Section 48C Energy Credit Campaign
Section 48C provides a tax credit equal to 30 percent of the “qualified investment” in a “qualifying advanced energy project.” This tax credit was created as part of American Recovery and Reinvestment Act of 2009 and was intended to encourage investment in domestic manufacturing and “new energy”-type projects. To claim the credit, taxpayers had to go through a rigorous application process. Much like a grant program, only certain projects were selected and awarded tax credits. The credit was subject to a nationwide limitation of $2.3 billion, which was allocated among eligible projects.
The campaign is intended to ensure that only taxpayers who applied for, and were approved for the credit, are claiming the credit. It also is intended to ensure that the taxpayers have met the requirements set forth in their applications for the credit. LB&I does not intend to examine every return that reported a Section 48C credit.
This campaign specifically addresses two of LB&I’s concerns. First, LB&I believes that there are taxpayers who have claimed the credit that were not approved for the credit. As it has done in the past, LB&I would likely send soft letters to such taxpayers requesting proof that they were approved for the credit. If not approved for the credit, LB&I would instruct the taxpayer to file an amended return to remove the credit, if necessary. If a soft letter does not resolve the issue, an examination may be needed.

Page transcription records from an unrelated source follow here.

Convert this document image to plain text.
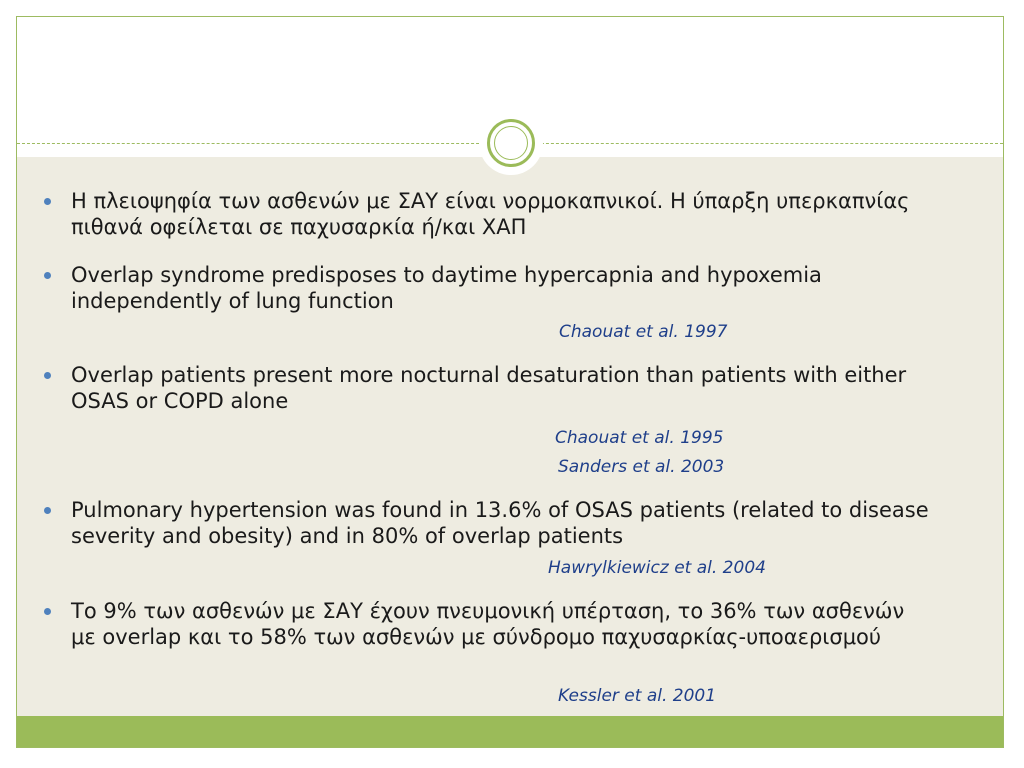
Η πλειοψηφία των ασθενών με ΣΑΥ είναι νορμοκαπνικοί. Η ύπαρξη υπερκαπνίας πιθανά οφείλεται σε παχυσαρκία ή/και ΧΑΠ
Overlap syndrome predisposes to daytime hypercapnia and hypoxemia independently of lung function
Chaouat et al. 1997
Overlap patients present more nocturnal desaturation than patients with either OSAS or COPD alone
Chaouat et al. 1995
Sanders et al. 2003
Pulmonary hypertension was found in 13.6% of OSAS patients (related to disease severity and obesity) and in 80% of overlap patients
Hawrylkiewicz et al. 2004
Το 9% των ασθενών με ΣΑΥ έχουν πνευμονική υπέρταση, το 36% των ασθενών με overlap και το 58% των ασθενών με σύνδρομο παχυσαρκίας-υποαερισμού
Kessler et al. 2001
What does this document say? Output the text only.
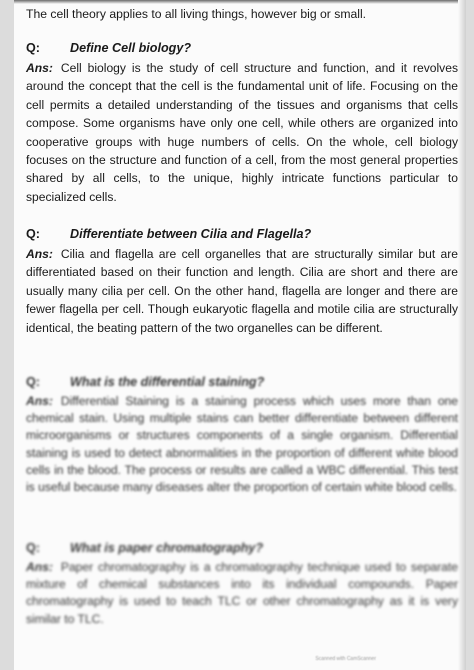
The cell theory applies to all living things, however big or small.
Q:	Define Cell biology?
Ans: Cell biology is the study of cell structure and function, and it revolves around the concept that the cell is the fundamental unit of life. Focusing on the cell permits a detailed understanding of the tissues and organisms that cells compose. Some organisms have only one cell, while others are organized into cooperative groups with huge numbers of cells. On the whole, cell biology focuses on the structure and function of a cell, from the most general properties shared by all cells, to the unique, highly intricate functions particular to specialized cells.
Q:	Differentiate between Cilia and Flagella?
Ans: Cilia and flagella are cell organelles that are structurally similar but are differentiated based on their function and length. Cilia are short and there are usually many cilia per cell. On the other hand, flagella are longer and there are fewer flagella per cell. Though eukaryotic flagella and motile cilia are structurally identical, the beating pattern of the two organelles can be different.
Q:	What is the differential staining?
Ans: Differential Staining is a staining process which uses more than one chemical stain. Using multiple stains can better differentiate between different microorganisms or structures components of a single organism. Differential staining is used to detect abnormalities in the proportion of different white blood cells in the blood. The process or results are called a WBC differential. This test is useful because many diseases alter the proportion of certain white blood cells.
Q:	What is paper chromatography?
Ans: Paper chromatography is a chromatography technique used to separate mixture of chemical substances into its individual compounds. Paper chromatography is used to teach TLC or other chromatography as it is very similar to TLC.
Scanned with CamScanner
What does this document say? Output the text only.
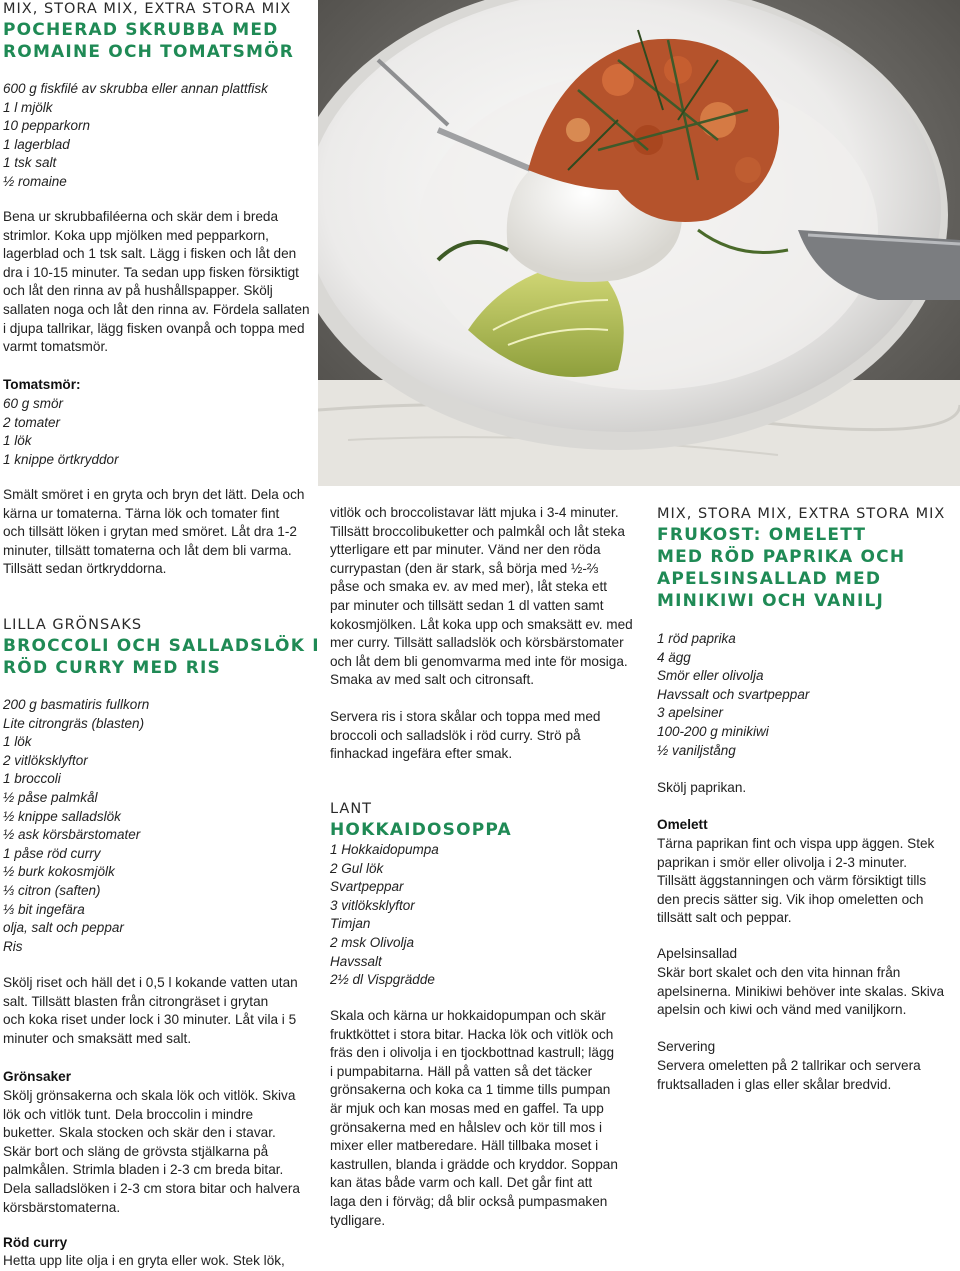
MIX, STORA MIX, EXTRA STORA MIX
POCHERAD SKRUBBA MED
ROMAINE OCH TOMATSMÖR
600 g fiskfilé av skrubba eller annan plattfisk
1 l mjölk
10 pepparkorn
1 lagerblad
1 tsk salt
½ romaine
Bena ur skrubbafiléerna och skär dem i breda
strimlor. Koka upp mjölken med pepparkorn,
lagerblad och 1 tsk salt. Lägg i fisken och låt den
dra i 10-15 minuter. Ta sedan upp fisken försiktigt
och låt den rinna av på hushållspapper. Skölj
sallaten noga och låt den rinna av. Fördela sallaten
i djupa tallrikar, lägg fisken ovanpå och toppa med
varmt tomatsmör.
Tomatsmör:
60 g smör
2 tomater
1 lök
1 knippe örtkryddor
Smält smöret i en gryta och bryn det lätt. Dela och
kärna ur tomaterna. Tärna lök och tomater fint
och tillsätt löken i grytan med smöret. Låt dra 1-2
minuter, tillsätt tomaterna och låt dem bli varma.
Tillsätt sedan örtkryddorna.
LILLA GRÖNSAKS
BROCCOLI OCH SALLADSLÖK I
RÖD CURRY MED RIS
200 g basmatiris fullkorn
Lite citrongräs (blasten)
1 lök
2 vitlöksklyftor
1 broccoli
½ påse palmkål
½ knippe salladslök
½ ask körsbärstomater
1 påse röd curry
½ burk kokosmjölk
⅓ citron (saften)
⅓ bit ingefära
olja, salt och peppar
Ris
Skölj riset och häll det i 0,5 l kokande vatten utan
salt. Tillsätt blasten från citrongräset i grytan
och koka riset under lock i 30 minuter. Låt vila i 5
minuter och smaksätt med salt.
Grönsaker
Skölj grönsakerna och skala lök och vitlök. Skiva
lök och vitlök tunt. Dela broccolin i mindre
buketter. Skala stocken och skär den i stavar.
Skär bort och släng de grövsta stjälkarna på
palmkålen. Strimla bladen i 2-3 cm breda bitar.
Dela salladslöken i 2-3 cm stora bitar och halvera
körsbärstomaterna.
Röd curry
Hetta upp lite olja i en gryta eller wok. Stek lök,
vitlök och broccolistavar lätt mjuka i 3-4 minuter.
Tillsätt broccolibuketter och palmkål och låt steka
ytterligare ett par minuter. Vänd ner den röda
currypastan (den är stark, så börja med ½-⅔
påse och smaka ev. av med mer), låt steka ett
par minuter och tillsätt sedan 1 dl vatten samt
kokosmjölken. Låt koka upp och smaksätt ev. med
mer curry. Tillsätt salladslök och körsbärstomater
och låt dem bli genomvarma med inte för mosiga.
Smaka av med salt och citronsaft.
Servera ris i stora skålar och toppa med med
broccoli och salladslök i röd curry. Strö på
finhackad ingefära efter smak.
LANT
HOKKAIDOSOPPA
1 Hokkaidopumpa
2 Gul lök
Svartpeppar
3 vitlöksklyftor
Timjan
2 msk Olivolja
Havssalt
2½ dl Vispgrädde
Skala och kärna ur hokkaidopumpan och skär
fruktköttet i stora bitar. Hacka lök och vitlök och
fräs den i olivolja i en tjockbottnad kastrull; lägg
i pumpabitarna. Häll på vatten så det täcker
grönsakerna och koka ca 1 timme tills pumpan
är mjuk och kan mosas med en gaffel. Ta upp
grönsakerna med en hålslev och kör till mos i
mixer eller matberedare. Häll tillbaka moset i
kastrullen, blanda i grädde och kryddor. Soppan
kan ätas både varm och kall. Det går fint att
laga den i förväg; då blir också pumpasmaken
tydligare.
MIX, STORA MIX, EXTRA STORA MIX
FRUKOST: OMELETT
MED RÖD PAPRIKA OCH
APELSINSALLAD MED
MINIKIWI OCH VANILJ
1 röd paprika
4 ägg
Smör eller olivolja
Havssalt och svartpeppar
3 apelsiner
100-200 g minikiwi
½ vaniljstång
Skölj paprikan.
Omelett
Tärna paprikan fint och vispa upp äggen. Stek
paprikan i smör eller olivolja i 2-3 minuter.
Tillsätt äggstanningen och värm försiktigt tills
den precis sätter sig. Vik ihop omeletten och
tillsätt salt och peppar.
Apelsinsallad
Skär bort skalet och den vita hinnan från
apelsinerna. Minikiwi behöver inte skalas. Skiva
apelsin och kiwi och vänd med vaniljkorn.
Servering
Servera omeletten på 2 tallrikar och servera
fruktsalladen i glas eller skålar bredvid.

Second, LB&I is also concerned with taxpayers who were approved for a credit, but may not be in full compliance. LB&I will be looking to verify whether (i) the subject property was constructed in accordance with the agreement, (ii) the property is actually located in the United States, (iii) there were any significant modifications from the approved application, (iv) the property was placed into service during the appropriate timeframe, (v) the amount of the credit was calculated correctly, and (vi) the taxpayer properly reduced the basis in the property.
The campaign is underway, but no examinations have yet commenced. The duration of the campaign will depend on the feedback received, compliance rates and whether LB&I detects a change in behavior. A Practice Unit is currently being developed and will be released to the public when finalized.

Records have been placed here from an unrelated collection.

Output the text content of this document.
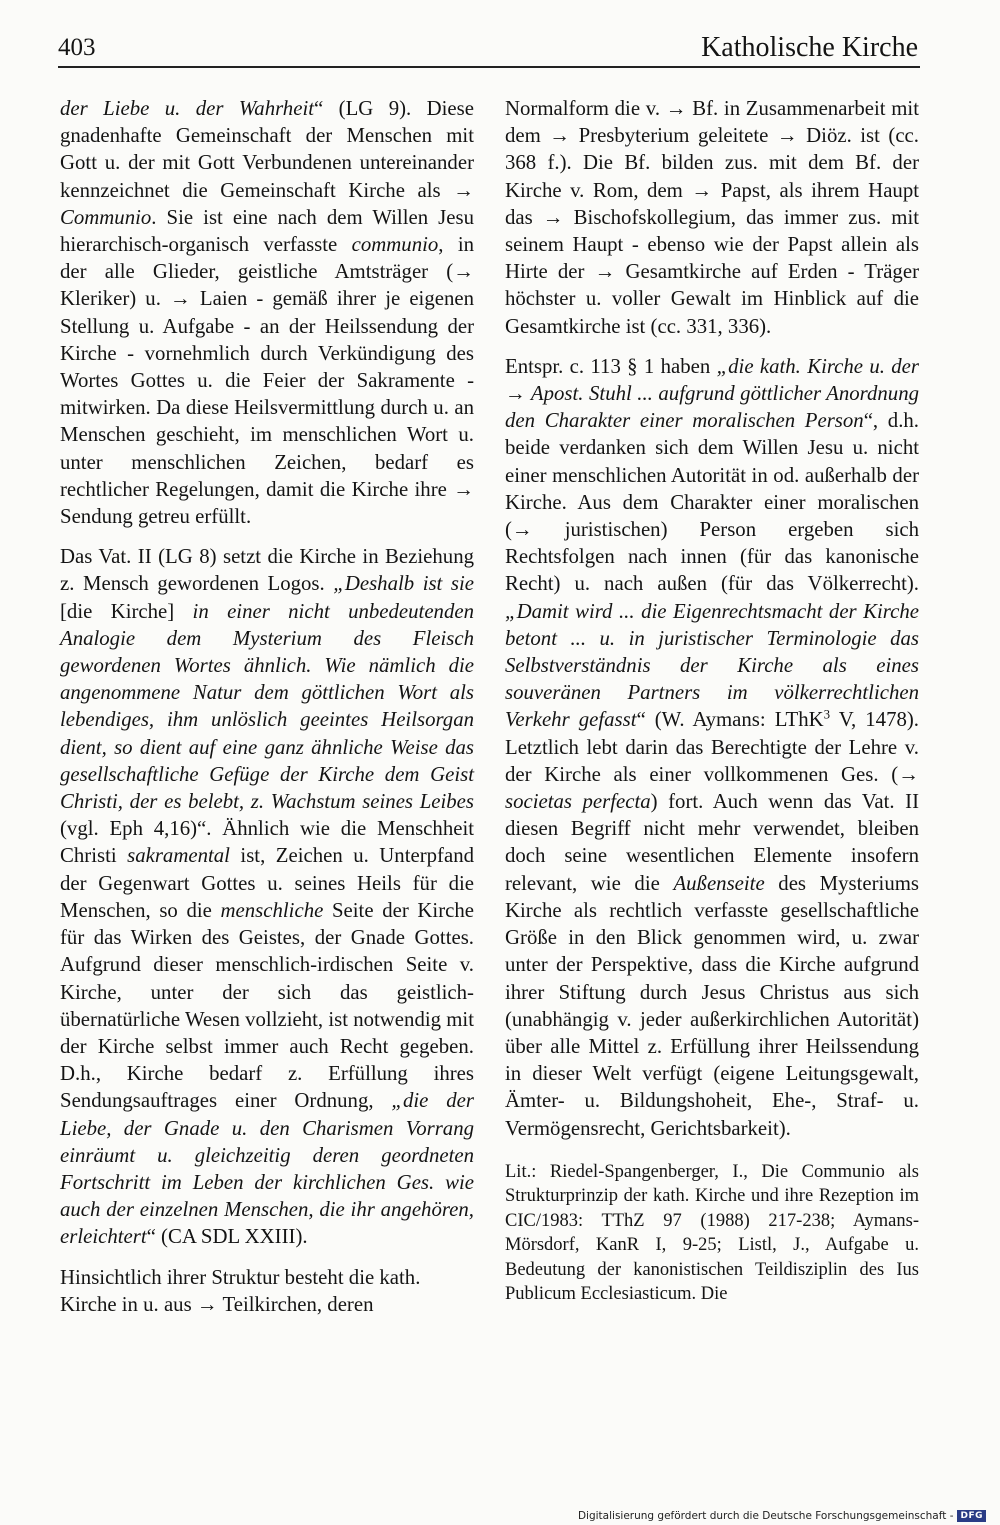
403	Katholische Kirche

der Liebe u. der Wahrheit“ (LG 9). Diese gnadenhafte Gemeinschaft der Menschen mit Gott u. der mit Gott Verbundenen untereinander kennzeichnet die Gemeinschaft Kirche als → Communio. Sie ist eine nach dem Willen Jesu hierarchisch-organisch verfasste communio, in der alle Glieder, geistliche Amtsträger (→ Kleriker) u. → Laien - gemäß ihrer je eigenen Stellung u. Aufgabe - an der Heilssendung der Kirche - vornehmlich durch Verkündigung des Wortes Gottes u. die Feier der Sakramente - mitwirken. Da diese Heilsvermittlung durch u. an Menschen geschieht, im menschlichen Wort u. unter menschlichen Zeichen, bedarf es rechtlicher Regelungen, damit die Kirche ihre → Sendung getreu erfüllt.

Das Vat. II (LG 8) setzt die Kirche in Beziehung z. Mensch gewordenen Logos. „Deshalb ist sie [die Kirche] in einer nicht unbedeutenden Analogie dem Mysterium des Fleisch gewordenen Wortes ähnlich. Wie nämlich die angenommene Natur dem göttlichen Wort als lebendiges, ihm unlöslich geeintes Heilsorgan dient, so dient auf eine ganz ähnliche Weise das gesellschaftliche Gefüge der Kirche dem Geist Christi, der es belebt, z. Wachstum seines Leibes (vgl. Eph 4,16)“. Ähnlich wie die Menschheit Christi sakramental ist, Zeichen u. Unterpfand der Gegenwart Gottes u. seines Heils für die Menschen, so die menschliche Seite der Kirche für das Wirken des Geistes, der Gnade Gottes. Aufgrund dieser menschlich-irdischen Seite v. Kirche, unter der sich das geistlich-übernatürliche Wesen vollzieht, ist notwendig mit der Kirche selbst immer auch Recht gegeben. D.h., Kirche bedarf z. Erfüllung ihres Sendungsauftrages einer Ordnung, „die der Liebe, der Gnade u. den Charismen Vorrang einräumt u. gleichzeitig deren geordneten Fortschritt im Leben der kirchlichen Ges. wie auch der einzelnen Menschen, die ihr angehören, erleichtert“ (CA SDL XXIII).

Hinsichtlich ihrer Struktur besteht die kath. Kirche in u. aus → Teilkirchen, deren

Normalform die v. → Bf. in Zusammenarbeit mit dem → Presbyterium geleitete → Diöz. ist (cc. 368 f.). Die Bf. bilden zus. mit dem Bf. der Kirche v. Rom, dem → Papst, als ihrem Haupt das → Bischofskollegium, das immer zus. mit seinem Haupt - ebenso wie der Papst allein als Hirte der → Gesamtkirche auf Erden - Träger höchster u. voller Gewalt im Hinblick auf die Gesamtkirche ist (cc. 331, 336).

Entspr. c. 113 § 1 haben „die kath. Kirche u. der → Apost. Stuhl ... aufgrund göttlicher Anordnung den Charakter einer moralischen Person“, d.h. beide verdanken sich dem Willen Jesu u. nicht einer menschlichen Autorität in od. außerhalb der Kirche. Aus dem Charakter einer moralischen (→ juristischen) Person ergeben sich Rechtsfolgen nach innen (für das kanonische Recht) u. nach außen (für das Völkerrecht). „Damit wird ... die Eigenrechtsmacht der Kirche betont ... u. in juristischer Terminologie das Selbstverständnis der Kirche als eines souveränen Partners im völkerrechtlichen Verkehr gefasst“ (W. Aymans: LThK$^3$ V, 1478). Letztlich lebt darin das Berechtigte der Lehre v. der Kirche als einer vollkommenen Ges. (→ societas perfecta) fort. Auch wenn das Vat. II diesen Begriff nicht mehr verwendet, bleiben doch seine wesentlichen Elemente insofern relevant, wie die Außenseite des Mysteriums Kirche als rechtlich verfasste gesellschaftliche Größe in den Blick genommen wird, u. zwar unter der Perspektive, dass die Kirche aufgrund ihrer Stiftung durch Jesus Christus aus sich (unabhängig v. jeder außerkirchlichen Autorität) über alle Mittel z. Erfüllung ihrer Heilssendung in dieser Welt verfügt (eigene Leitungsgewalt, Ämter- u. Bildungshoheit, Ehe-, Straf- u. Vermögensrecht, Gerichtsbarkeit).

Lit.: Riedel-Spangenberger, I., Die Communio als Strukturprinzip der kath. Kirche und ihre Rezeption im CIC/1983: TThZ 97 (1988) 217-238; Aymans-Mörsdorf, KanR I, 9-25; Listl, J., Aufgabe u. Bedeutung der kanonistischen Teildisziplin des Ius Publicum Ecclesiasticum. Die

Digitalisierung gefördert durch die Deutsche Forschungsgemeinschaft - DFG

Land Developers – Completed Contract Method Campaign
Section 460(e)(6) of the Tax Code permits the use of the Completed Contract Method of accounting (CCM) for “home construction contracts.” Under CCM, taxpayers may report the gross contract price and allocate contract costs in the year of completion, rather than over the duration of the contract. LB&I has identified potential compliance risks based on differing views of the definition of a home construction contract.
LB&I did not provide a firm date on when soft letters will be issued or when examinations may be initiated. Soft letters are intended to describe the tax law for the campaign and will also provide instructions on how to change a method of accounting if a taxpayer is on an incorrect method. LB&I will also conduct examinations without sending soft letters. The soft letters will be published on IRS.gov. The soft letters will also be linked to a Practice Unit which will be posted on IRS.gov.

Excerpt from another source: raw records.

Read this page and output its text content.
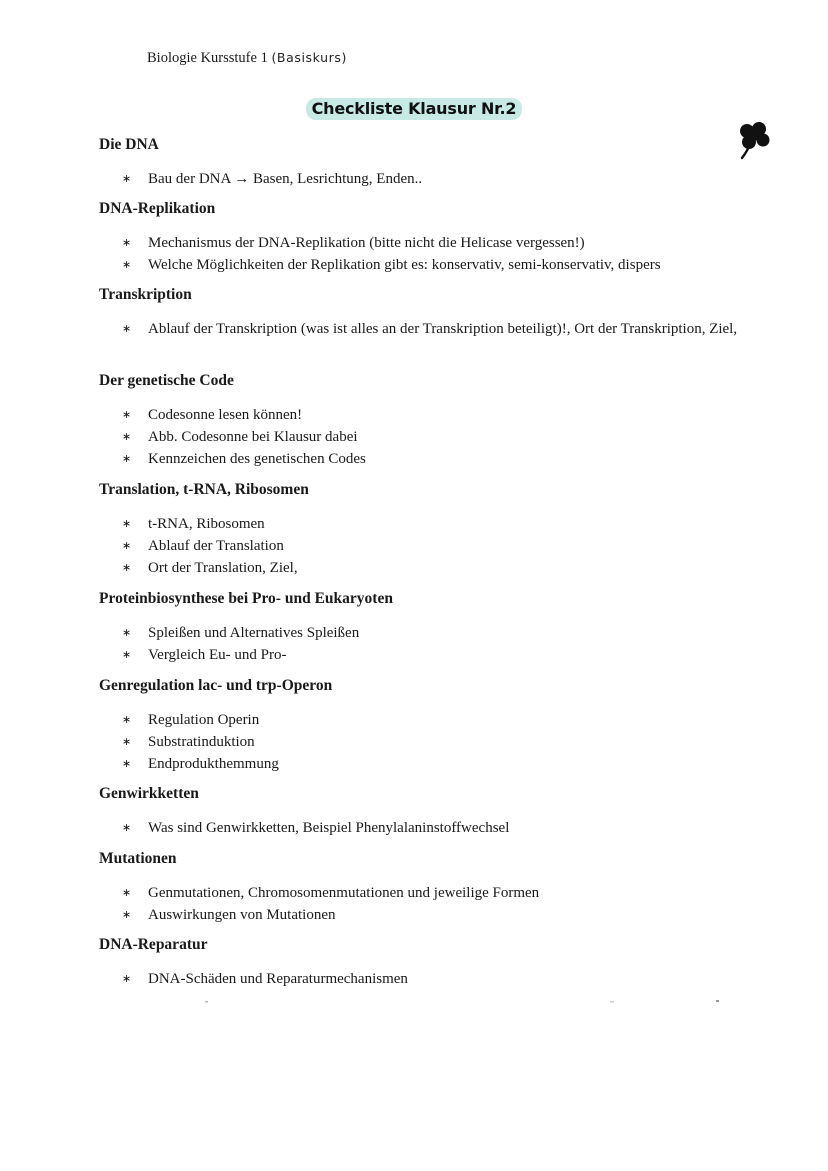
Biologie Kursstufe 1 (Basiskurs)
Checkliste Klausur Nr.2
Die DNA
∗ Bau der DNA → Basen, Lesrichtung, Enden..
DNA-Replikation
∗ Mechanismus der DNA-Replikation (bitte nicht die Helicase vergessen!)
∗ Welche Möglichkeiten der Replikation gibt es: konservativ, semi-konservativ, dispers
Transkription
∗ Ablauf der Transkription (was ist alles an der Transkription beteiligt)!, Ort der Transkription, Ziel,
Der genetische Code
∗ Codesonne lesen können!
∗ Abb. Codesonne bei Klausur dabei
∗ Kennzeichen des genetischen Codes
Translation, t-RNA, Ribosomen
∗ t-RNA, Ribosomen
∗ Ablauf der Translation
∗ Ort der Translation, Ziel,
Proteinbiosynthese bei Pro- und Eukaryoten
∗ Spleißen und Alternatives Spleißen
∗ Vergleich Eu- und Pro-
Genregulation lac- und trp-Operon
∗ Regulation Operin
∗ Substratinduktion
∗ Endprodukthemmung
Genwirkketten
∗ Was sind Genwirkketten, Beispiel Phenylalaninstoffwechsel
Mutationen
∗ Genmutationen, Chromosomenmutationen und jeweilige Formen
∗ Auswirkungen von Mutationen
DNA-Reparatur
∗ DNA-Schäden und Reparaturmechanismen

LB&I is still developing the population of taxpayers that will be subject to the campaign. At a high level, the campaign will be focused on large land developers that construct in residential communities. LB&I’s position is that the land developer must be contractually obligated to construct a home or portion of the home for their long-term contract to meet the definition of a home construction contract. LB&I noted that subcontractors who build infrastructure within a residential development, generally do not qualify for CCM.
LB&I noted that some taxpayers may need to change their method of accounting. Whether a method change will be necessary depends on the taxpayer’s situation. For example, if on the first tax return, a taxpayer used an improper method but the taxpayer has not yet filed a second return, that taxpayer can file an amended return because they have not established a method of accounting. If the taxpayer has filed a second return, the taxpayer would need to file Form 3115, the application for a change in method of accounting.
Filing a Form 3115 does not necessarily guarantee audit protection (i.e., protection from the IRS raising the same issue in prior taxable years). LB&I stated that a taxpayer would generally get audit protection if the taxpayer was not yet under examination. Like many issues with the IRS, whether audit protection is given to a taxpayer will depend on all facts and circumstances.
Practice Tip: As with other LB&I campaign issues, LB&I is focusing its resources on Section 48C credits and the use of CCM. Taxpayers should understand that LB&I is being more focused and strategic with these campaigns than it has with examinations in the past. Taxpayers should consider in earnest whether they may have risk in these areas and plan accordingly.